Seagate ST506 (The First 5.25“ Hard Disk Drive) - peter_d_sherman
https://en.wikipedia.org/wiki/ST506/ST412
======
peter_d_sherman
Excerpt:

"The ST506 HDD was the first 5.25 inch hard disk drive, introduced in 1980[2]
by Shugart Technology (now Seagate Technology). It stored up to _5 megabytes_
after formatting and cost US$1,500 (equivalent to $4,561 in 2018).[3] The
similar, 10-megabyte ST412 HDD was introduced in late 1981. The ST225 was
introduced shortly thereafter with 20 megabytes and half the height. All three
used MFM encoding, a widely used coding scheme.

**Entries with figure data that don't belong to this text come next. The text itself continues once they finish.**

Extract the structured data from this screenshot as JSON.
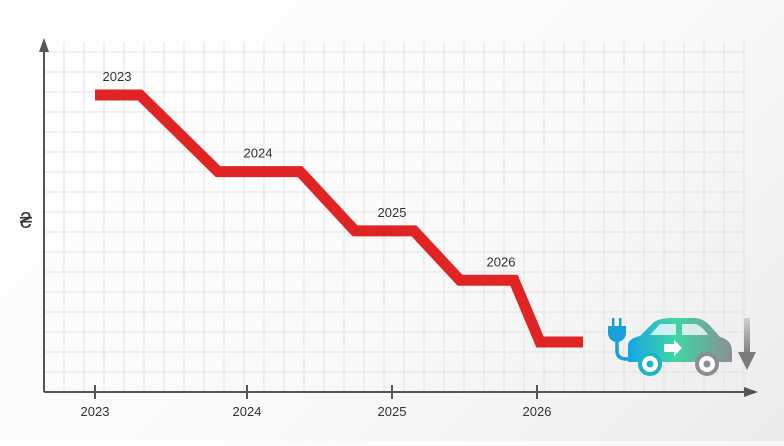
{
  "chart_data": {
    "type": "line",
    "title": "",
    "xlabel": "",
    "ylabel": "₴",
    "x_ticks": [
      "2023",
      "2024",
      "2025",
      "2026"
    ],
    "grid": true,
    "line_style": "step-down",
    "ylim": [
      0,
      100
    ],
    "series": [
      {
        "points": [
          {
            "year": "2023",
            "value": 100
          },
          {
            "year": "2024",
            "value": 69
          },
          {
            "year": "2025",
            "value": 45
          },
          {
            "year": "2026",
            "value": 25
          }
        ],
        "color": "#e02424"
      }
    ],
    "icons": {
      "car": "electric-car-icon",
      "trend": "down-arrow-icon"
    }
  }
}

A subsequent extension of the
ST412 interface, the ST412HP interface, used RLL encoding for a 50% increase
in capacity and bit rate.

The ST506 drive connected to a computer system through a disk controller. The
ST506 interface between the controller and drive was derived from the Shugart
Associates SA1000 interface,[4] which was in turn based upon the floppy disk
drive interface,[5] thereby making disk controller design relatively easy.[2]

The ST412 interface was adopted by numerous HDD manufacturers such that the
interface became a de facto industry standard for disk drives[6] well into the
1990s."